Another result, by Baker-Gill-Solovay, is that there exist oracles A, B such that [itex]P^A = NP^A[/itex] and [itex]P^B \neq NP^B[/itex].
The Attempt at a Solution
I'm fairly certain Ladner's theorem relativizes, ie. the same statement holds if we replace [itex]P[/itex], [itex]NP[/itex] in the statement of the theorem with [itex]P^A[/itex], [itex]NP^A[/itex]. We can find an oracle [itex]A[/itex] for which the two aren't equal by Baker-Gill-Solovay. All Ladner's theorem gives, at that point, is the fact that there exists some [itex]L[/itex] such that [itex]L[/itex] cannot be reduced to, in [itex]P^A[/itex] - polynomial time, by any language [itex]L' \in NP^A[/itex].

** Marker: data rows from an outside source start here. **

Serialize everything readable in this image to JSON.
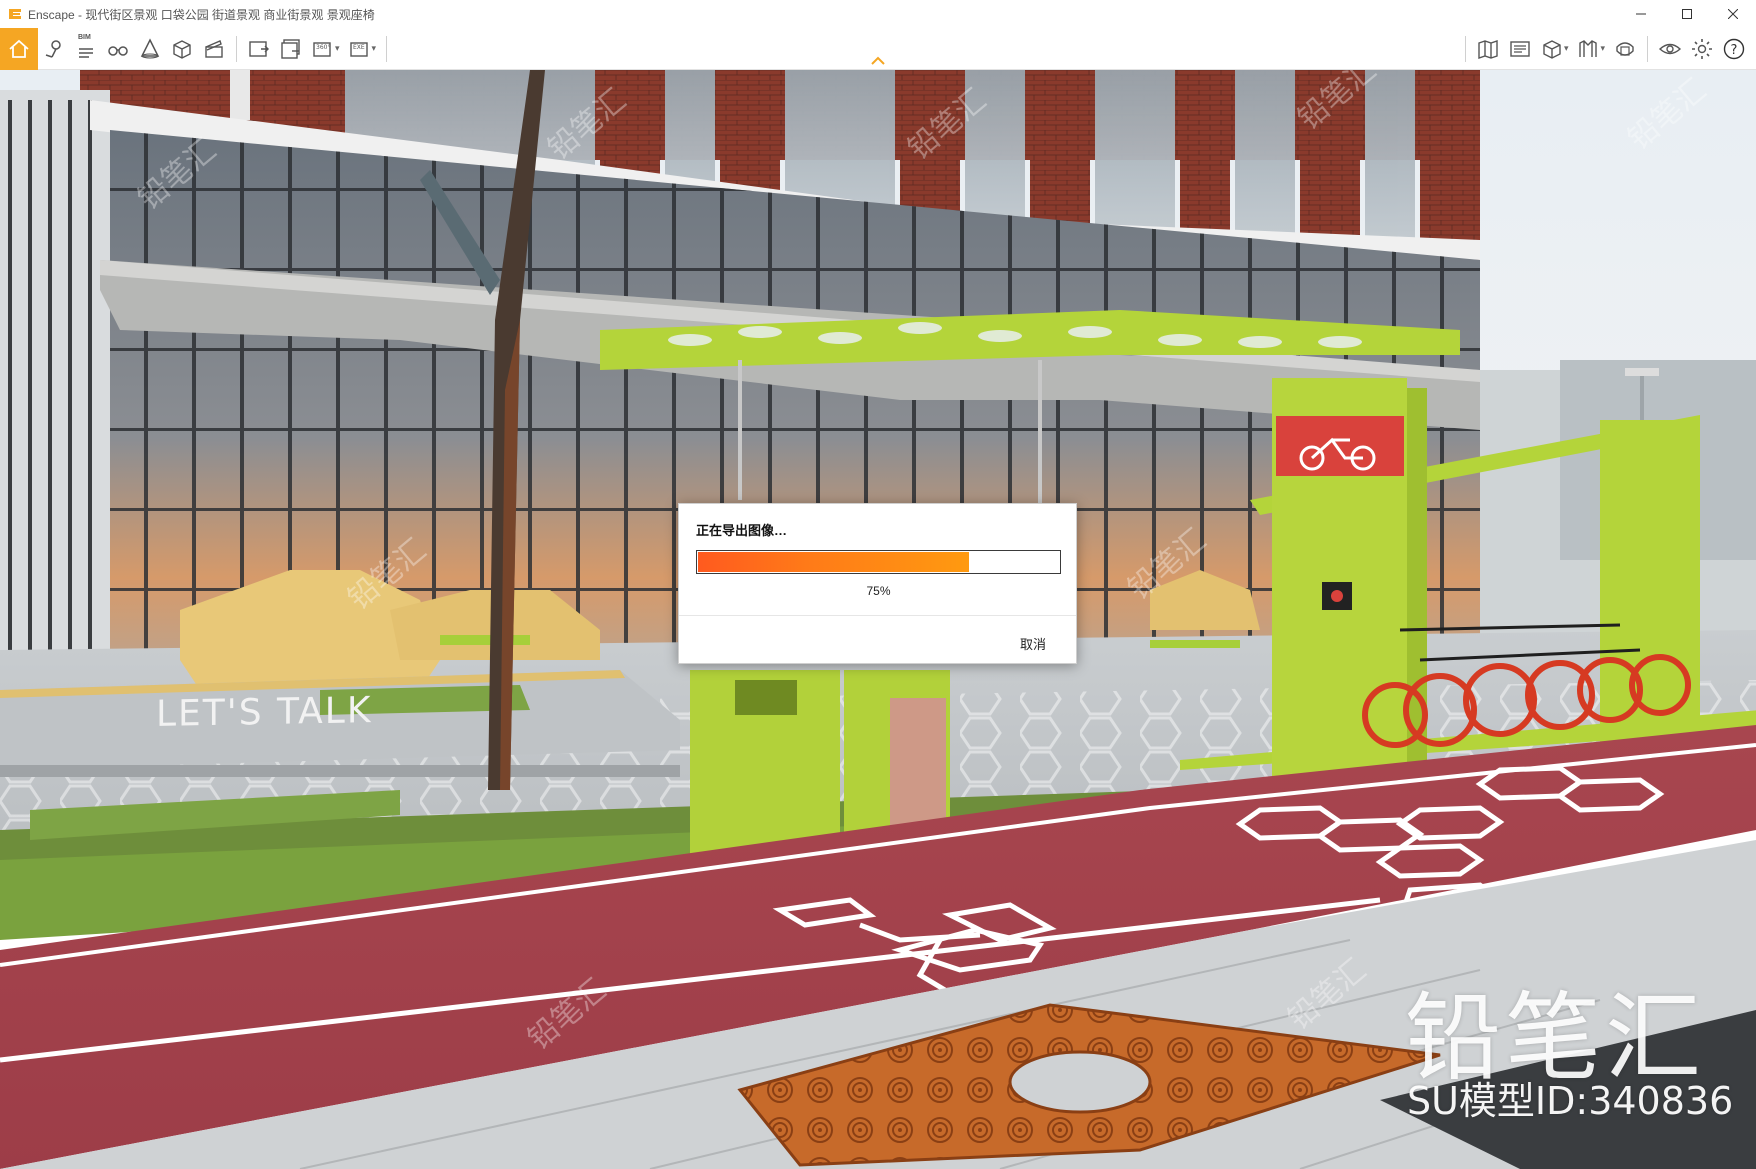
{
  "window": {
    "app_name": "Enscape",
    "title_tags": "现代街区景观 口袋公园 街道景观 商业街景观 景观座椅"
  },
  "toolbar": {
    "bim_label": "BIM",
    "panorama_label": "360°",
    "export_label": "EXE",
    "icons": [
      "home-icon",
      "location-pin-icon",
      "bim-icon",
      "binoculars-icon",
      "cone-icon",
      "box-icon",
      "clapper-icon",
      "screenshot-icon",
      "batch-render-icon",
      "panorama-icon",
      "exe-export-icon",
      "map-icon",
      "asset-library-icon",
      "cube-icon",
      "material-icon",
      "visual-settings-icon",
      "eye-icon",
      "gear-icon",
      "help-icon"
    ]
  },
  "dialog": {
    "title": "正在导出图像…",
    "progress_value": 0.75,
    "progress_text": "75%",
    "cancel_label": "取消"
  },
  "scene": {
    "sign_text": "LET'S  TALK",
    "watermark_brand": "铅笔汇",
    "watermark_id": "SU模型ID:340836",
    "watermark_small": "铅笔汇"
  },
  "colors": {
    "accent": "#f5a623",
    "bike_lane": "#a94452",
    "shelter_green": "#b4d43a",
    "progress_start": "#ff5a1f",
    "progress_end": "#ff9a10"
  }
}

The question asks us to find a language that isn't [itex]P^A[/itex]-reducible to [itex]SAT[/itex] .. could we construct some oracle [itex]B[/itex] such that [itex]SAT \in P^B[/itex] but [itex]P^B \neq NP^B[/itex], because that would clearly do it.. how, though? The constructions of such oracles have been very contrived. I'm convinced that isn't the right way to go, but can't think of anything else.